Car le monde du travail n’est qu’un reflet parmi d’autres d’une société post-moderne où l’individu- et non plus la personne- se retrouve isolé bien que paradoxalement en communication immédiate et instantanée avec le monde entier.  « Seul dans un monde de performance », estime notre auteur. Le narcissisme débridé autorise à penser que nous sommes tous appelés à un bonheur absolu qui se confond dans nos sociétés occidentales avec une consommation à outrance. Consommation massive de biens –voir l’explosion du diabète et de l’obésité-, de loisirs, de relation affectives rassurantes –voir l’explosion des Technologies de l’Information et de la Communication ainsi que du communautarisme sous-toutes ses formes-, de sexualité compulsive –voir l’explosion de la pornographie et des sites de rencontre...

Tout apparaît possible, mais tout n’est pas possible. D’où l’épouvantable frustration que couve l’hyperactivité de notre société. Une société qui engendre par gros bataillons, des « frustré(e)s, qui n’ont pas compris que, pour grandir et devenir autonome, il fallait renoncer à la satisfaction de tous leurs désirs ». Ces mêmes frustrés- qui peuvent être chacun d’entre nous- que l’on retrouve sur le canapé des psychanalystes.

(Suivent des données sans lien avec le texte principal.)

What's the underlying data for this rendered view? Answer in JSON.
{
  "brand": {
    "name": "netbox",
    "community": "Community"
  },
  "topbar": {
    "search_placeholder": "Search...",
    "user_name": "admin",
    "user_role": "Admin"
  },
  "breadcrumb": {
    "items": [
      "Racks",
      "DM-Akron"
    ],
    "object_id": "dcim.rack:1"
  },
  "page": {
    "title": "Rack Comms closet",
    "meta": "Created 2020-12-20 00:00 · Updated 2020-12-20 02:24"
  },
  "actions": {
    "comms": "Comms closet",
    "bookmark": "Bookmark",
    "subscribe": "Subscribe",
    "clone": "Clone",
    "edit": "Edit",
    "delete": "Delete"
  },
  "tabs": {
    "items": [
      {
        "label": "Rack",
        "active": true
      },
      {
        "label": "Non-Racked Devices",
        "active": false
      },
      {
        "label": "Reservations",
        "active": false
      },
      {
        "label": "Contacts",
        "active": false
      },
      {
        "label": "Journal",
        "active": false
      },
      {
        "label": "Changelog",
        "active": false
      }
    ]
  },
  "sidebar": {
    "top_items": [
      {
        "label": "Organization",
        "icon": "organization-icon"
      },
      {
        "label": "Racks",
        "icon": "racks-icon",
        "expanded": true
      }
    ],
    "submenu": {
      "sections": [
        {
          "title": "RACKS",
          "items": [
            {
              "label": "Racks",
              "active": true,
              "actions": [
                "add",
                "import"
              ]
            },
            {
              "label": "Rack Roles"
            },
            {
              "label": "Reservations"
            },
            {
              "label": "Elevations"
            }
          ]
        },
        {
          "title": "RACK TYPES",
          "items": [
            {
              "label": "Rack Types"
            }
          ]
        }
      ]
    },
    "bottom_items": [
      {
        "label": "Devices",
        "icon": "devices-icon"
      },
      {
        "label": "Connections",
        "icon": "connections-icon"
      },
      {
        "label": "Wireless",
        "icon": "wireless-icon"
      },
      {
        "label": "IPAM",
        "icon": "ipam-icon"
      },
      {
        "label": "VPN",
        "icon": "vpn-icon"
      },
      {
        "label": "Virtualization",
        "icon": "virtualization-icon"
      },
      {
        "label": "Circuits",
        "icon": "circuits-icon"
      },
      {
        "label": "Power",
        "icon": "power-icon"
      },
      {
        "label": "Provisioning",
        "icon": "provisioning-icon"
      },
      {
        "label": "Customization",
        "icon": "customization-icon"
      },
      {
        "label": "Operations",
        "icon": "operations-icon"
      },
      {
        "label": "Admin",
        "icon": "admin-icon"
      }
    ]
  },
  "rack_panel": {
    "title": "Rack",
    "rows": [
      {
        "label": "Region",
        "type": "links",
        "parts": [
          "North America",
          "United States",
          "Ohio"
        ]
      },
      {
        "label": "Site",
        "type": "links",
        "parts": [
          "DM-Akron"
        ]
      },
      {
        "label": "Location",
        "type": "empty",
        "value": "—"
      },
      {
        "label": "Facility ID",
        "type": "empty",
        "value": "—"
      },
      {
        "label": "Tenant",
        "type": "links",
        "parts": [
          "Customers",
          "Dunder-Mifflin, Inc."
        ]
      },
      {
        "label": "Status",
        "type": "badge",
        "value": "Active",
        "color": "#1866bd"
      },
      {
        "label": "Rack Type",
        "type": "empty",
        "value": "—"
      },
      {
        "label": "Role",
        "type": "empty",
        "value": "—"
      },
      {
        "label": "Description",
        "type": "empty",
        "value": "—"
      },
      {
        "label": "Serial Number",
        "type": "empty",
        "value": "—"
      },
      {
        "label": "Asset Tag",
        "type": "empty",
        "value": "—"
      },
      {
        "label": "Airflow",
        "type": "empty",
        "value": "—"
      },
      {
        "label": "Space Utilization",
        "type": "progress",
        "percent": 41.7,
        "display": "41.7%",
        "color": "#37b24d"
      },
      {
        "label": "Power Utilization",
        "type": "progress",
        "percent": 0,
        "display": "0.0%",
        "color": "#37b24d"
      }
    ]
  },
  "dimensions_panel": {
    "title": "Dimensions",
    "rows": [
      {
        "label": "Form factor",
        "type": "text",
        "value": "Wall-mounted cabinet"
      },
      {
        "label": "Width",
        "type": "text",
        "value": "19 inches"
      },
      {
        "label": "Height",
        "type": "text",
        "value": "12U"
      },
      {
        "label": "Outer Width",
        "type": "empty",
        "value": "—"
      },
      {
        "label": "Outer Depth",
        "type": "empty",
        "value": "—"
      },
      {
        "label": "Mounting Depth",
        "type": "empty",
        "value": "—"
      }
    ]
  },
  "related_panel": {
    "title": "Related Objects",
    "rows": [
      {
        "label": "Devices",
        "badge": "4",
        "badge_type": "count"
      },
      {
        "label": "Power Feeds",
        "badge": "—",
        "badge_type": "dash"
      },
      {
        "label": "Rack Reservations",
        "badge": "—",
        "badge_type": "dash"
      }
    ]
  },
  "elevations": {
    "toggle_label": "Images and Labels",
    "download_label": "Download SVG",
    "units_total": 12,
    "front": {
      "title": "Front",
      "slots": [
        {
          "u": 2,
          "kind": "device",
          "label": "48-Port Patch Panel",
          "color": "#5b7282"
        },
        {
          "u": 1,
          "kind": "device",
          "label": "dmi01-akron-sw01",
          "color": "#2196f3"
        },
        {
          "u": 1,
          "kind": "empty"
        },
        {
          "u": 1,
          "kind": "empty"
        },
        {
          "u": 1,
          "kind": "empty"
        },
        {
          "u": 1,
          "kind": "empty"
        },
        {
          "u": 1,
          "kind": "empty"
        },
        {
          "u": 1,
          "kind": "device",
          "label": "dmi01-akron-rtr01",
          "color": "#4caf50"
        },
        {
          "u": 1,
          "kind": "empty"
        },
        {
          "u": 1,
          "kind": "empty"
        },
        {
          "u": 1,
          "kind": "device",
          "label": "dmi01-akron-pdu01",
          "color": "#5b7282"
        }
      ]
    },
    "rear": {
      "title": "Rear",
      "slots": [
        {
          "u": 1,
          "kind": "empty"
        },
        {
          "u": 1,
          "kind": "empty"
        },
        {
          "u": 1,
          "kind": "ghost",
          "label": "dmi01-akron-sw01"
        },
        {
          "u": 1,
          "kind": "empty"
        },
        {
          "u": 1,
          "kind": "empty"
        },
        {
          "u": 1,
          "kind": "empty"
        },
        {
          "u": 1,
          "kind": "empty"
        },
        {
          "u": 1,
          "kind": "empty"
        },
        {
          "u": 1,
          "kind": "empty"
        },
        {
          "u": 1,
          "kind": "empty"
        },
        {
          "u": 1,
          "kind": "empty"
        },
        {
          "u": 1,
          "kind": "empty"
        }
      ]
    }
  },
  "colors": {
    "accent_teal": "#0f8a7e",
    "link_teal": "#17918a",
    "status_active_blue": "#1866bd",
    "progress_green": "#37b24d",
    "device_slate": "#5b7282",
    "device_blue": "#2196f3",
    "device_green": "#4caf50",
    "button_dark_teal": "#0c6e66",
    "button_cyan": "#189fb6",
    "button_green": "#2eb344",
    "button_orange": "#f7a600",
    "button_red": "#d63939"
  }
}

Le travail de Marie-France Hirigoyen se révèle tout aussi passionnant sur la nature humaine que terrifiant sur l’avenir d’une telle société. On se rassure alors en pensant que la société n’est pas totalement fondée sur le mode « consumériste et narcissique » et que ses réflexions ne sont que l’écho restreint des névroses de ses patients, une population par définition très ciblée… On se rassure comme on peut.

11 Novembre 2007 : Madame Figaro
Quand solitude rime avec liberté, par Danièle Laufer

Partir pour vivre seule, Cécilia l’a fait. Dans son dernier livre (1), la psychiatre Marie-France Hirigoyen affirme que nous sommes de plus en plus nombreuses à choisir la solitude. Et à aimer cela.

Pourquoi les femmes décident-elles de vivre seules ?

- Entre un couple qui leur pèse et une solitude qui leur offre l’indépendance, beaucoup aujourd’hui préfèrent choisir leur vie, même si c’est difficile au début, matériellement et moralement. Après des années de vie de couple, ces femmes ne renoncent pas pour autant à l’amour. Mais la solitude devient une étape nécessaire, assumée et non plus subie.

Voilà pourquoi vous dites qu’elles aiment la solitude…

- Aucune femme ne choisit d’emblée de vivre seule. Mais au fil des expériences, et parfois aussi des échecs, avec l’apprentissage de l’autonomie, elles découvrent ce plaisir, et ce n’est pas de la résignation. Quand on a apprivoisé la solitude, on y prend goût et on n’a pas toujours envie d’y renoncer. Même quand on rencontre un nouvel amour

De quoi est fait ce bonheur d’être seule ?

- De tranquillité, d’autonomie, d’espace. Le bonheur de lire le soir dans son lit et d’éteindre quand on en a envie. La découverte que l’on est beaucoup plus disponible pour de nouvelles rencontres amicales, sociales, voire professionnelles. Et puis, on retrouve la liberté que l’on avait plus jeune. La solitude peut offrir une seconde adolescence.